Since this is set on a per-directory basis, it applies to your blog, but not theirs.
For CGI pages, the fix is a bit trickier. It involves a small hack to lib/MT/App.pm
— lib/MT/App.pm.orig Tue Mar 25 11:09:03 2003
+++ lib/MT/App.pm Tue Mar 25 11:10:38 2003
@@ -52,6 +52,9 @@
sub send_http_header {
my $app = shift;
my($type) = @_;
+ if ($ENV{‘TYPE’}){
+ $type= $ENV{‘TYPE’};
+ }
$type ||= ‘text/html’;
if (my $charset = $app->{charset}) {
$type .= “; charset=$charset”
Then you use mod_rewrite to set the environment variable [E=TYPE:application/xhtml+xml]. In principle, one can arrange the mod_rewrite rules so that is set on a per-blog basis.
I haven’t really experimented with setting the environment variable on a per-blog basis, so I don’t know how well it works in practice. But it should be doable.
Well, I’m certainly not going to give an all-PHP site a pass on MIME-types. No sirree.
On the other hand, I don’t want to go back to the people who just have a few CGI pages and say, “Sorry, I’m retroactively removing you from the list, due to a rule change I made today.” Maybe I should grandfather these people in? Yes, this is muddy.
That said, I truly do have *no* problem with people serving up some pages as XHTML, others as HTML. People should be free to stamp their pages with the appropriate DOCTYPEs, and I will test and validate accordingly. I don’t think this muddies the rules any worse than they are already. (I suppose that people could try to game the system by providing four static XHTML pages and the rest HTML. In which case I will use (muddy) human judgment to tell them, sorry, no dice.)
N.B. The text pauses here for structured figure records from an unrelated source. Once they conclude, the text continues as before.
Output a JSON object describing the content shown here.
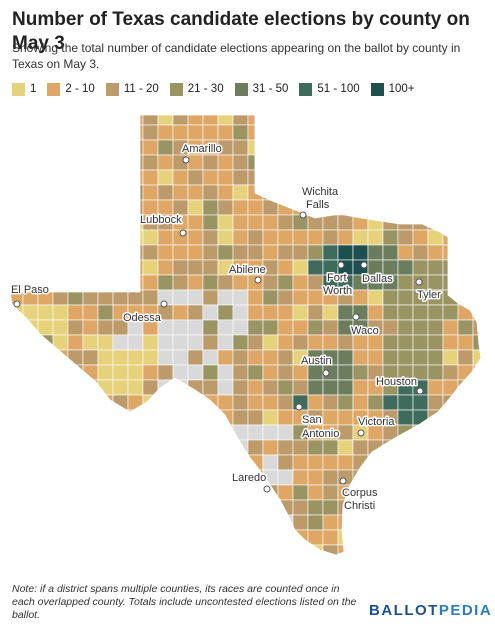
{
  "title": "Number of Texas candidate elections by county on May 3",
  "subtitle": "Showing the total number of candidate elections appearing on the ballot by county in Texas on May 3.",
  "legend": [
    {
      "label": "1",
      "color": "#e6d27a"
    },
    {
      "label": "2 - 10",
      "color": "#dfa766"
    },
    {
      "label": "11 - 20",
      "color": "#bc9a6a"
    },
    {
      "label": "21 - 30",
      "color": "#9a9362"
    },
    {
      "label": "31 - 50",
      "color": "#6b7d5c"
    },
    {
      "label": "51 - 100",
      "color": "#3f6b5c"
    },
    {
      "label": "100+",
      "color": "#1e4f4f"
    }
  ],
  "no_data_color": "#d9d9d9",
  "cities": [
    {
      "id": "amarillo",
      "label": "Amarillo"
    },
    {
      "id": "wichita-falls",
      "label": "Wichita Falls",
      "lines": [
        "Wichita",
        "Falls"
      ]
    },
    {
      "id": "lubbock",
      "label": "Lubbock"
    },
    {
      "id": "abilene",
      "label": "Abilene"
    },
    {
      "id": "fort-worth",
      "label": "Fort Worth",
      "lines": [
        "Fort",
        "Worth"
      ]
    },
    {
      "id": "dallas",
      "label": "Dallas"
    },
    {
      "id": "el-paso",
      "label": "El Paso"
    },
    {
      "id": "odessa",
      "label": "Odessa"
    },
    {
      "id": "tyler",
      "label": "Tyler"
    },
    {
      "id": "waco",
      "label": "Waco"
    },
    {
      "id": "austin",
      "label": "Austin"
    },
    {
      "id": "houston",
      "label": "Houston"
    },
    {
      "id": "san-antonio",
      "label": "San Antonio",
      "lines": [
        "San",
        "Antonio"
      ]
    },
    {
      "id": "victoria",
      "label": "Victoria"
    },
    {
      "id": "laredo",
      "label": "Laredo"
    },
    {
      "id": "corpus-christi",
      "label": "Corpus Christi",
      "lines": [
        "Corpus",
        "Christi"
      ]
    }
  ],
  "note": "Note: if a district spans multiple counties, its races are counted once in each overlapped county. Totals include uncontested elections listed on the ballot.",
  "logo": {
    "part1": "BALLOT",
    "part2": "PEDIA"
  }
}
Anyway, we have bigger problems, because I can’t guarantee that a site will stay valid — I can only guarantee that on a certain date, it passed the tests. In other words, I think I need to start timestamping the entries. I don’t want people emailing me a month later saying, “Hey! So-and-so isn’t valid!” My response is don’t email me — email the site owner. This process scales badly enough as it is.
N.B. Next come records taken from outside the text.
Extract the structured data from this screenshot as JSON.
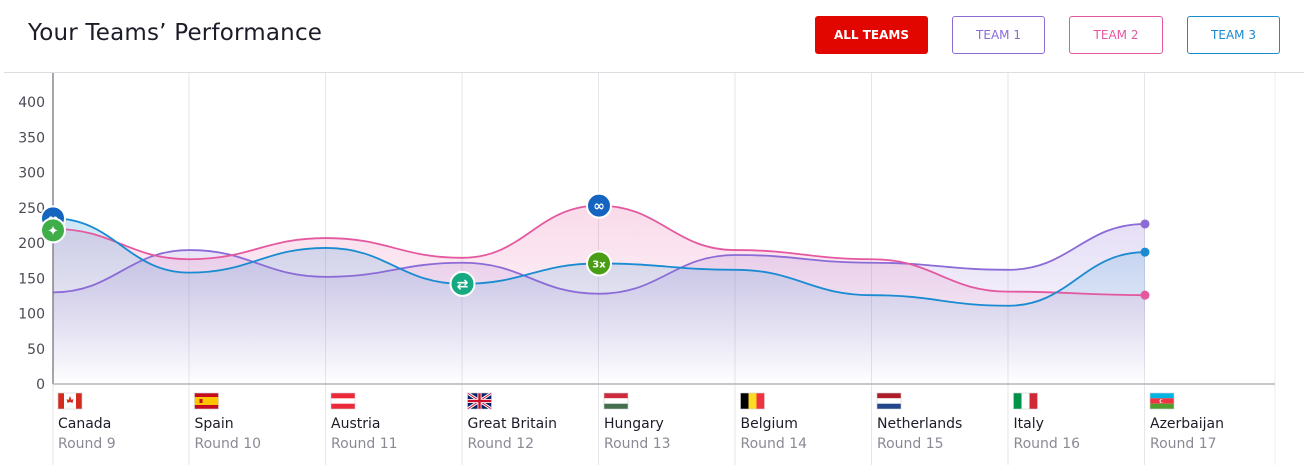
{
  "header": {
    "title": "Your Teams’ Performance",
    "buttons": {
      "all": "ALL TEAMS",
      "team1": "TEAM 1",
      "team2": "TEAM 2",
      "team3": "TEAM 3"
    }
  },
  "colors": {
    "accent": "#e10600",
    "team1": "#8b6bd6",
    "team2": "#e4589f",
    "team3": "#1a8bd1"
  },
  "chart_data": {
    "type": "line",
    "ylim": [
      0,
      400
    ],
    "yticks": [
      0,
      50,
      100,
      150,
      200,
      250,
      300,
      350,
      400
    ],
    "grid": true,
    "categories": [
      {
        "name": "Canada",
        "round": "Round 9",
        "flag": "canada-flag"
      },
      {
        "name": "Spain",
        "round": "Round 10",
        "flag": "spain-flag"
      },
      {
        "name": "Austria",
        "round": "Round 11",
        "flag": "austria-flag"
      },
      {
        "name": "Great Britain",
        "round": "Round 12",
        "flag": "great-britain-flag"
      },
      {
        "name": "Hungary",
        "round": "Round 13",
        "flag": "hungary-flag"
      },
      {
        "name": "Belgium",
        "round": "Round 14",
        "flag": "belgium-flag"
      },
      {
        "name": "Netherlands",
        "round": "Round 15",
        "flag": "netherlands-flag"
      },
      {
        "name": "Italy",
        "round": "Round 16",
        "flag": "italy-flag"
      },
      {
        "name": "Azerbaijan",
        "round": "Round 17",
        "flag": "azerbaijan-flag"
      }
    ],
    "series": [
      {
        "key": "team1",
        "color": "#8b6bd6",
        "values": [
          130,
          190,
          152,
          172,
          128,
          183,
          172,
          162,
          227
        ]
      },
      {
        "key": "team2",
        "color": "#e4589f",
        "values": [
          220,
          177,
          207,
          179,
          253,
          190,
          177,
          131,
          126
        ]
      },
      {
        "key": "team3",
        "color": "#1a8bd1",
        "values": [
          235,
          158,
          193,
          142,
          171,
          162,
          126,
          111,
          187
        ]
      }
    ],
    "chips": [
      {
        "series": "team3",
        "index": 0,
        "icon": "infinity-chip-icon",
        "color": "#1565c0",
        "glyph": "∞"
      },
      {
        "series": "team3",
        "index": 0,
        "icon": "wildcard-chip-icon",
        "color": "#3fae49",
        "glyph": "✦"
      },
      {
        "series": "team3",
        "index": 3,
        "icon": "transfer-chip-icon",
        "color": "#14a980",
        "glyph": "⇄"
      },
      {
        "series": "team2",
        "index": 4,
        "icon": "infinity-chip-icon",
        "color": "#1565c0",
        "glyph": "∞"
      },
      {
        "series": "team3",
        "index": 4,
        "icon": "triple-boost-chip-icon",
        "color": "#4a9e16",
        "glyph": "3x"
      }
    ]
  }
}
Ugh. It’s late, and I’m still thinking out loud here. Jacques (and Jacob), I appreciate you keeping me on my toes. I will indeed come up with more well-defined criteria. But for now I will muddle through as best I can.
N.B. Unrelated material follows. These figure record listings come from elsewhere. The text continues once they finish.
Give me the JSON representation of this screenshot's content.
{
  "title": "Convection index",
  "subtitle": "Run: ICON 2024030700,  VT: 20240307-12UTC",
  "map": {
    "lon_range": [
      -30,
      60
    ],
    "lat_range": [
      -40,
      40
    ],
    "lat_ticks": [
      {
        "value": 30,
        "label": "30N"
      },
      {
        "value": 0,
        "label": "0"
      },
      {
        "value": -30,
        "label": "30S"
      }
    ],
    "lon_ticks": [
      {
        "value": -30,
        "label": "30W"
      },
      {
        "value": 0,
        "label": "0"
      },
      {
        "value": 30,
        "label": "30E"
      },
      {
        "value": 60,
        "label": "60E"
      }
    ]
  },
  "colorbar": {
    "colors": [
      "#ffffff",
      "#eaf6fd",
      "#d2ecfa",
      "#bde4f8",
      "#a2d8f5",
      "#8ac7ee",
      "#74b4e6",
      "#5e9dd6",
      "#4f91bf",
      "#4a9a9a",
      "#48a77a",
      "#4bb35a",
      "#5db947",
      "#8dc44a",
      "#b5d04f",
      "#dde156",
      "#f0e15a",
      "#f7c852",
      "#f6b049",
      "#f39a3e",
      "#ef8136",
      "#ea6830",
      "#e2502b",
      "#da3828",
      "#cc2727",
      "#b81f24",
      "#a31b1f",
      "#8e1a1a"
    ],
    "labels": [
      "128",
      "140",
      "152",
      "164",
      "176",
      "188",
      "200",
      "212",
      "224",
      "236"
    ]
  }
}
Jacques, you’re a clever man. I’m certain that my changes to the MT code would have been much more messy. I’ll give your suggestions a try tomorrow. Thanks!
I serve everything through index.php (with some obvious exceptions; i.e. CSS files etc), so there’s only one place I need to worry about Content-Types. I apply http://www.aagh.net/style/xhtml2html.xsl to the generated content before sending if I’m running in HTML mode, which works surprisingly well given it’s simplicity.
Oh, and do I get brownie points for my lovely clean URL’s, and making stuff like http://www.aagh.net/ – http://www.aagh.net/index – http://www.aagh.net/index.html work, despite serving through PHP rather than relying on Apache’s content negotiation? 🙂
For what it’s worth, I was able to hack MT into sending the correct MIME-type and character set for my MT CGI pages. Unfortunately, I wasn’t able to get Jacques’s rather elegant solution to work — I think his solution was quite sound, but because my web provider uses suexec, the environment variable created by the mod_rewrite rule is never passed to the CGI script. So my solution ended up being very kludgey and much less generally applicable…
I think I’ll put in a feature request for configurable character set and (conditional) MIME-type support at the MT forums…
“I think his solution was quite sound, but because my web provider uses suexec, the environment variable created by the mod_rewrite rule is never passed to the CGI script.”
That’s because suExec only passes those environment variables on a list of “safe” ones.
To use my hint with suExec, you’d better use the RIGHT environment variable name!
Change “TYPE” to “CONTENT_TYPE” in my explanation, and you should be good to go.
Sorry for the confusion.
Ack!
That sets off another bug, if you’re not careful. Try “HTTP_CONTENT_TYPE” instead!